Who donates their bodies? In some programs, women more than men. They come from every demographic. But there are no national statistics or even federal monitoring of whole-body donations, although one estimate suggests there may be 20,000 a year.
This year, Suarez-Quian got a startling phone call a few weeks before class began: The morgue was almost full. Georgetown usually receives about 60 whole-body donations annually but this year received between 80 and 90.
Schools don't pay for a body donation, but Suarez-Quian still worries that the economy may have played a role with some families perhaps deciding on donation to avoid funeral costs instead of a straightforward desire to contribute to science.
There's no evidence of a nationwide donor increase, said Dr. Richard Drake of the Cleveland Clinic, who took an informal survey for the American Association of Anatomists. About half of anatomy programs require that donors themselves, not their surviving relatives, make the decision.
The demand is growing with an increase in medical school enrollment, plus additional programs that use cadavers to allow surgeons, paramedics and other health providers to learn and practice new procedures.
Whole-body donors usually are past retirement age, and because of disease or age can't offer their organs for transplant into someone else. One impediment is weight. Georgetown has quit accepting bodies that weigh more than about 200 pounds. Just last month, the university's embalmer injured his back preparing a heavy cadaver.

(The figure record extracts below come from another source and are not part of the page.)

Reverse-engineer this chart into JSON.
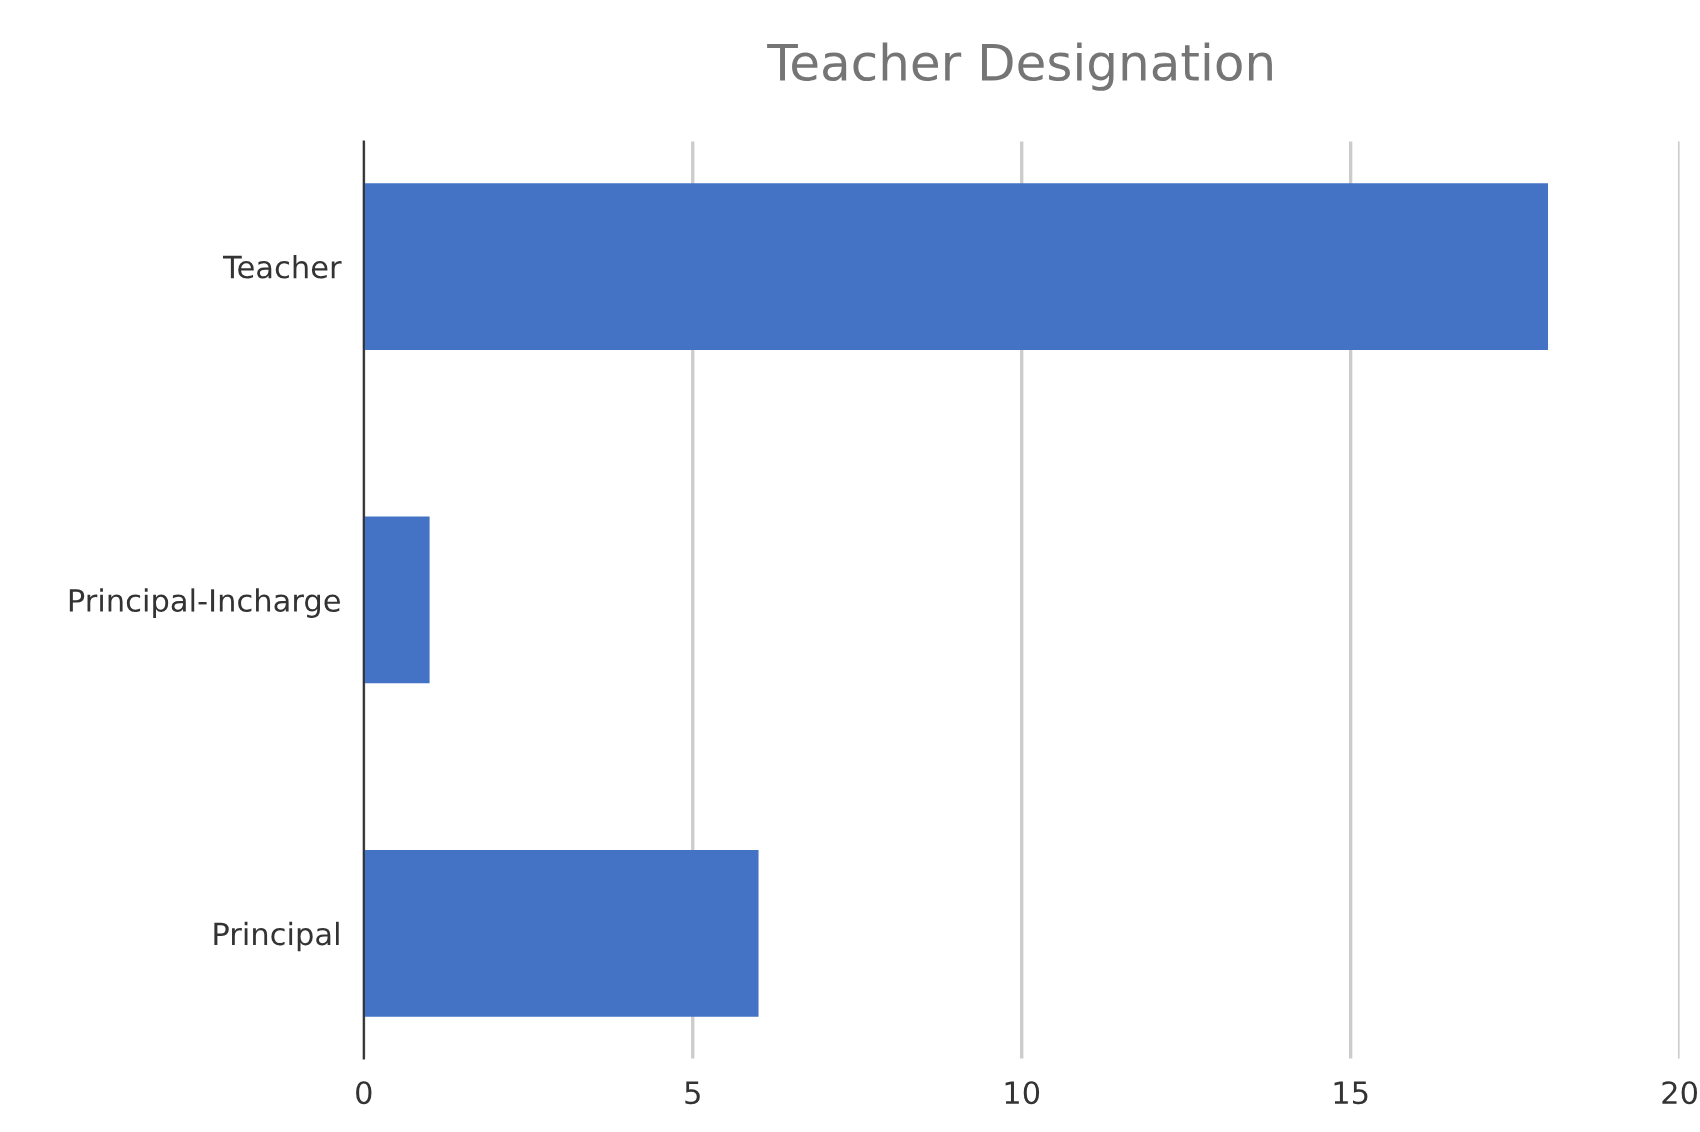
{
  "chart_data": {
    "type": "bar",
    "orientation": "horizontal",
    "title": "Teacher Designation",
    "categories": [
      "Teacher",
      "Principal-Incharge",
      "Principal"
    ],
    "values": [
      18,
      1,
      6
    ],
    "color": "#4472c4",
    "xlim": [
      0,
      20
    ],
    "xticks": [
      0,
      5,
      10,
      15,
      20
    ],
    "grid": "x"
  }
}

Back in the lab, "My hands are getting numb already, " Nicholas Bonazza of Pittsburgh murmurs to his classmates, about 20 minutes into the day's dissection.
Embalming fluid is seeping through his surgical gloves. The skin sensation will wear off, reassures Suarez-Quian, but they must wash out their eyes quickly if any splashes.
Bonazza once worked at a funeral home, so "I've seen them," he said of bodies, "but cutting is a very different experience."
Then there's the pungent odor of phenol, a key chemical for long-term preservation. The smell can stimulate saliva, surprising students with feelings of hunger they find inappropriate.
"I couldn't eat meat for a good month or two" after a brief introductory anatomy course over the summer, Buchman said.
Starting on the anonymous back actually eases many students' nerves. A few days later, the bodies are flipped again to start working on the chest. Pretty soon, one team finds hard, irregular breast tissue in an elderly woman. Breast cancer, a student exclaims, although it will take a look under the microscope to be sure.
With bodies age 50 to 93, they'll stumble upon a variety of disease.
"If you don't believe me that smoking causes cancer, trust me, you'll see the evidence here," Suarez-Quian promises the class.
He reminds students to look beyond body structure and not forget "the humanity of anatomy."
Buchman gets the message. "You're going to be working with vulnerable people. There's nothing more vulnerable than a dead body."